Sgt. Gary Stein, Marine dismissed from military over Facebook posts, says he would like to do talk radio

Sgt. Gary Stein, 26, of Temecula, Calif., told Human Events in an exclusive interview that he wasn’t surprised to learn Wednesday that Brig. Gen. Daniel Yoo had opted to accept the decision of a panel that recommended Stein’s discharge earlier this month.

“I planned for the worst and hoped for the best, and the worst happened,” he said.

Now, Stein said, he plans to pursue civilian employment in California, likely in the real estate field, where he is already a licensed agent, but possibly in weather technology instead.

Though Stein said he had received several requests from local conservative organizations to speak about his experiences throughout his monthlong discharge ordeal, he wasn’t rushing to secure a book deal or enter the world of politics.

“It’s been a running joke,” he said. “If I wrote a book, it would be very short and use small words.”

Still, he said when people called him the conservative voice of his generation, it made him thoughtful. “I’d like to get into talk radio,” he said. “Obviously, I like to talk.

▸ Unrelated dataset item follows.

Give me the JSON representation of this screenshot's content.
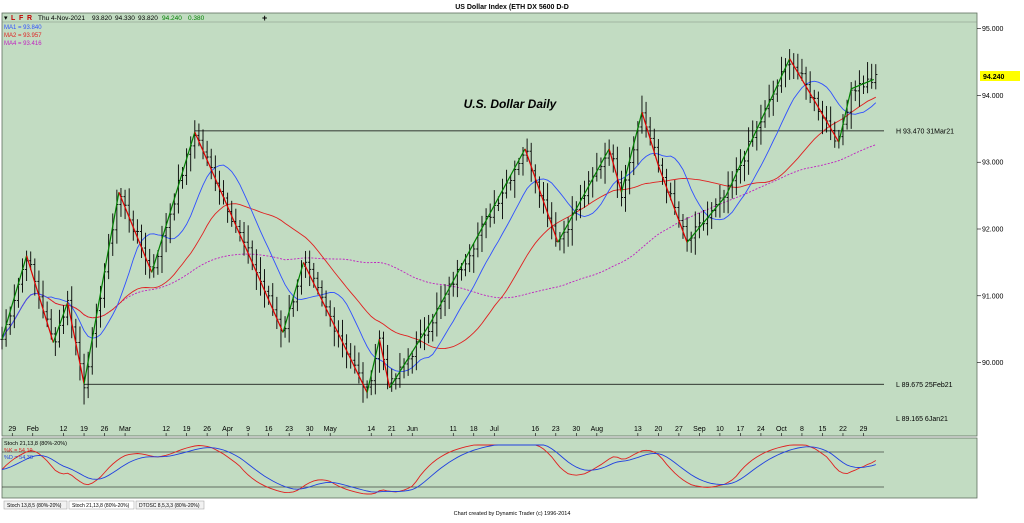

And I think I’m very articulate.”

The Armed Forces Tea Party page would remain active, Stein said, and he hoped to see the page hit 30,000 members as early as Wednesday evening.

While Stein does not regret starting the page or expressing his beliefs, he said he wished he could take back some of the inflammatory statements directed at President Barack Obama, including some that precipitated his discharge.

“We have to articulate conservatism the best we can,” he said. “The comments I made are not reflective of that.”

However, the fact that his career was ended by private comments he made on a Facebook page still troubles Stein, on his own behalf and on the behalf of other service members.

“This is a huge travesty to social media when it comes to military members,” he said. “This means anything you post on Facebook can be used against you in a military court.”

Also absent from his list of life regrets? Joining the Marine Corps.

“I’ve loved the last nine years of my life,” he said. “I’ve loved my officers and some of the people I’ve worked for. I’d never go back and change working for the military.”